Encore un mot d'explication. Chaque section est raccordée à un détecteur d'occupation. A ce propos, je précise que tous les essieux de tous les wagons sont graphités au niveau de la bague isolante. Un seul wagon perdu n'importe où dans un canton maintient de la sorte le signal d'entrée au rouge, d'où protection totale de la circulation. La valeur de résistance entre les 2 roues d'un même essieu doit être comprise entre 5 et 15 kohms, ce qui permet un passage de courant théorique de l'ordre de 1,2 et 3,6 mA (je table sur une tension de 18 V environ pour le courant digital). Bien, si l'on compte un train moyen de 40 essieux, cela fait, à raison de 2,5 mA par essieu, une consommation totale de 100 mA qui s'ajoute à la consommation de la locomotive (600 mA max.). Dans le cas extrême d'un très long train en double traction, on pourrait même arriver à plus de 2 A au total. J'ai donc prévu des amplificateurs (boosters) en suffisance, (3 ou 5 A par booster chez Lenz) et ai divisé mon réseau en plusieurs zones alimentées chacune par un booster propre.
 
PA 2
Le panneau d'appareillage n° 2 concernant le block-système des 8 premiers cantons. Les relais ne sont pas encore installés sur leur base.
 
Outre le câblage de la gare souterraine n° 1, j'ai procédé à celui des 8 premiers cantons de la double voie posée précédemment. Le panneau d'appareillage ci-dessus reprend tout l'appareillage nécessaire à la gestion de ces cantons. Il ressemble fort à celui de la gare souterraine, à ceci près qu'il comporte davantage de détecteurs d'occupation et 8 relais supplémentaires permettant, à l'aide d'un seul interrupteur, de basculer les 8 cantons sur exploitation manuelle.

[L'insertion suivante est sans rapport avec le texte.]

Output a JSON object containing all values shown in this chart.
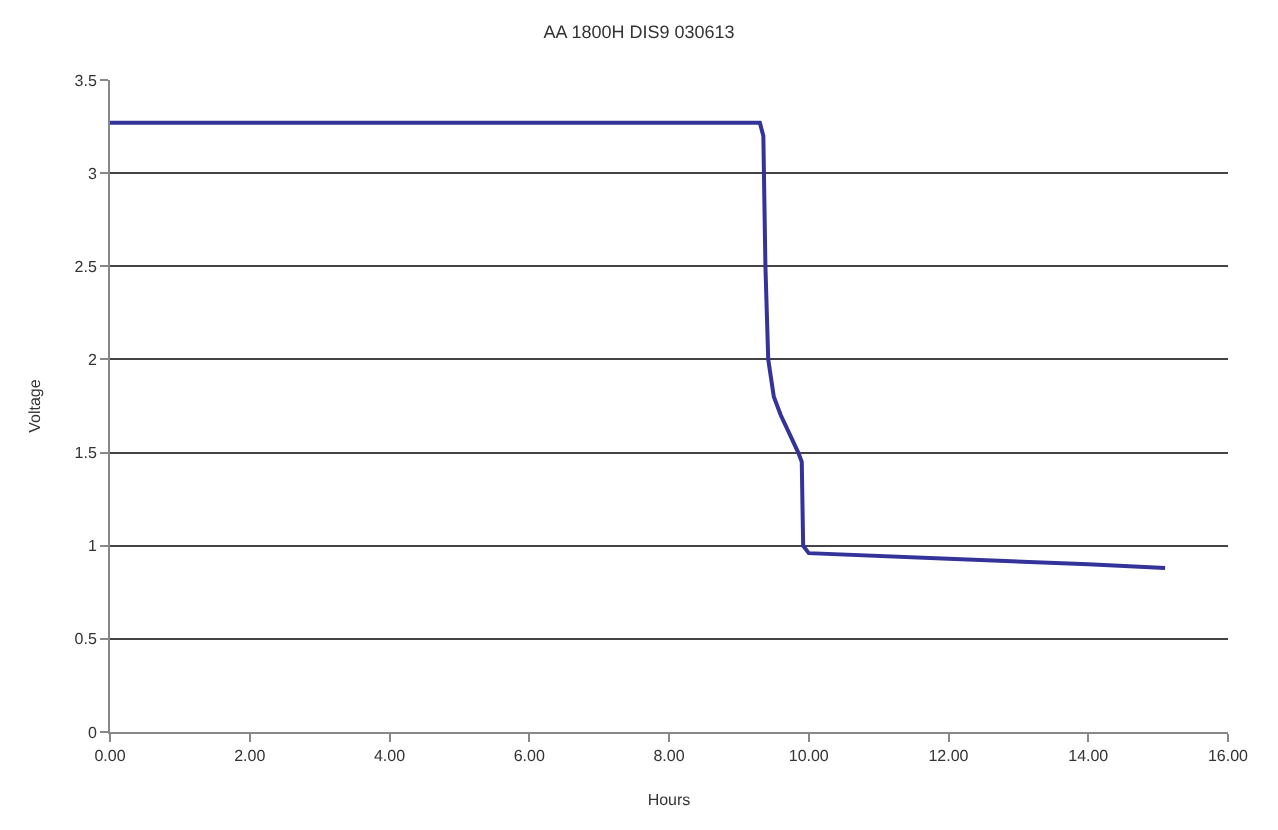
{
  "chart_data": {
    "type": "line",
    "title": "AA 1800H DIS9 030613",
    "xlabel": "Hours",
    "ylabel": "Voltage",
    "x": [
      0,
      9.3,
      9.35,
      9.38,
      9.42,
      9.5,
      9.6,
      9.7,
      9.85,
      9.9,
      9.92,
      10.0,
      12.0,
      14.0,
      15.1
    ],
    "series": [
      {
        "color": "#333399",
        "values": [
          3.27,
          3.27,
          3.2,
          2.5,
          2.0,
          1.8,
          1.7,
          1.62,
          1.5,
          1.45,
          1.0,
          0.96,
          0.93,
          0.9,
          0.88
        ]
      }
    ],
    "xlim": [
      0,
      16
    ],
    "xticks": [
      {
        "value": 0,
        "label": "0.00"
      },
      {
        "value": 2,
        "label": "2.00"
      },
      {
        "value": 4,
        "label": "4.00"
      },
      {
        "value": 6,
        "label": "6.00"
      },
      {
        "value": 8,
        "label": "8.00"
      },
      {
        "value": 10,
        "label": "10.00"
      },
      {
        "value": 12,
        "label": "12.00"
      },
      {
        "value": 14,
        "label": "14.00"
      },
      {
        "value": 16,
        "label": "16.00"
      }
    ],
    "ylim": [
      0,
      3.5
    ],
    "yticks": [
      0,
      0.5,
      1,
      1.5,
      2,
      2.5,
      3,
      3.5
    ],
    "grid": "y",
    "marker": "none",
    "line_style": "solid"
  }
}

Chaque canton est divisé en 3 sections (2 seulement dans la gare souterraine) : la section a, de longueur variable entre 4 et 10 mètres, pour la marche à vitesse normale ; la section b, de 2 mètres de longueur, pour la décélération progressive en cas de signal fermé ; la section c, de 30 cm de longueur, pour l'arrêt complet déclenché par un relais qui coupe le courant sur l'ensemble du canton. Cette sécurité finale garantit que le train ne passe pas outre la zone c et n'entre pas indûment dans le block suivant du fait d'une inertie mécanique trop importante.
Je précise que cette partie du réseau est la partie allemande dans le cadre d'un réseau de type frontalier Belgique-Allemagne. La signalisation est du type mécanique à 2 positions en pleine voie : un signal principal en fin de section c précédé d'un signal avancé en début de section b.

Sur le panneau, on voit sur la droite les connecteurs permettant de le débrancher par parties. C'est très utile lors d'une recherche de panne (et il faut toujours en prévoir). C'est un peu comme les fusibles d'une maison permettant de procéder par zones successives lors de la recherche de la panne.
 
Novembre 2010
Ce schéma a été modifié et vous en trouverez la raison dans le billet 11/2010-1.